CTC reduces child poverty and boosts educational outcomes and economic success. This partially refundable credit increases a family’s income up to a maximum of $1,000 per child, then phases out starting at $75,000 for single parents and $110,000 for married couples. In 2016, 70 percent of families with children received an average CTC of $1,060. And in 2015, the CTC lifted 1.6 million children out of poverty, and lessened poverty for an additional 6.6 million children.
With larger credits, children score better in elementary and middle school and are more likely to attend college. A few thousand dollars goes a long way: for families with children under the age of 5, receiving an extra $3,000 per year meant that their children earned 17 percent more in annual income as adults.

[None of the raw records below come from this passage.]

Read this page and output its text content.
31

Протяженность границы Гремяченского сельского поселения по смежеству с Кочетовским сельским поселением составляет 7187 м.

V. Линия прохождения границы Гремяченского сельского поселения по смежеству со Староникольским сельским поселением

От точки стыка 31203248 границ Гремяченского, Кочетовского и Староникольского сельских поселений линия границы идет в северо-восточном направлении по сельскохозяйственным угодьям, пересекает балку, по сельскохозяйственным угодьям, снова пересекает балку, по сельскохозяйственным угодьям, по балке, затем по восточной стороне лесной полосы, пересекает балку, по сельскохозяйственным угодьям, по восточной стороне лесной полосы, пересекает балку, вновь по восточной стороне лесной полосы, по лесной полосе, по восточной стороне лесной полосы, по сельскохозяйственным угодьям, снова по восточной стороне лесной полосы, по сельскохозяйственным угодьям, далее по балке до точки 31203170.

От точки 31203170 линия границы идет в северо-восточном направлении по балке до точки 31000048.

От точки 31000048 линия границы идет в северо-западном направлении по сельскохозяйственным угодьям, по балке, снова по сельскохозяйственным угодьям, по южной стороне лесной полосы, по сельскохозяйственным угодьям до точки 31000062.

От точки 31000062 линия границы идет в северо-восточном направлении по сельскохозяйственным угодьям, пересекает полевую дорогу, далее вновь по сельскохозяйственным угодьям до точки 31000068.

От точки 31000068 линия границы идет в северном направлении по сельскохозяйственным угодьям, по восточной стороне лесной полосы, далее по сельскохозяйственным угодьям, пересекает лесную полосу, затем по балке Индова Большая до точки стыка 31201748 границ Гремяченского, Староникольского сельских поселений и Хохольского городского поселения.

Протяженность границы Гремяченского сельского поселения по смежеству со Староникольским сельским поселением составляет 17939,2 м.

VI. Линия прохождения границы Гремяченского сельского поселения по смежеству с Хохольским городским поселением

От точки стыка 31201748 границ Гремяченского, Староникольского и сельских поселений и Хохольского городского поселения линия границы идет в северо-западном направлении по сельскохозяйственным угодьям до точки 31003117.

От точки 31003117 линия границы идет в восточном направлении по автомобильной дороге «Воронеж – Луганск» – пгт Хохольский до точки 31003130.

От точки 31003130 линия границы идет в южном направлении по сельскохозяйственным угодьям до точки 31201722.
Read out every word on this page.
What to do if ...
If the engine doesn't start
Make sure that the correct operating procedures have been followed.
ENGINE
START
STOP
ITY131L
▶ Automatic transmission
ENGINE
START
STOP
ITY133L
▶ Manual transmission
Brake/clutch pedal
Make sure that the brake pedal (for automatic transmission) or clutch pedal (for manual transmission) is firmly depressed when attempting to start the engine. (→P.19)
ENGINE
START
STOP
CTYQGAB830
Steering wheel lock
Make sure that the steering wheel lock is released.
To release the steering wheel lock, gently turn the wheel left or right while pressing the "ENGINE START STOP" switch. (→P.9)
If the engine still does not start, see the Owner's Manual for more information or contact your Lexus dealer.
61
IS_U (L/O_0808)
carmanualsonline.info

Leaving CTC partially refundable leaves millions of working families behind. The current CTC is only partially refundable, so families with very low incomes only receive a small credit, or no credit at all. Without expanded refundability, 10.4 million children this year will receive less than the maximum CTC because their families’ earnings are too low.
Making the CTC fully refundable and indexing it to inflation would substantially improve the lives of children across the nation, no matter their zip code or background:
- Rural children were 21 percent more likely to be in poverty than children in metropolitan areas in 2015. Approximately 6 million families in rural counties received the CTC in 2014 (see table).
- Young children under age five are 10 percent more likely to be in poverty than older children. Younger children are more likely to have parents who cannot work full time or find affordable full-day child care.
- Children of color under age five were two to three times more likely to be in poverty than their white peers in 2015.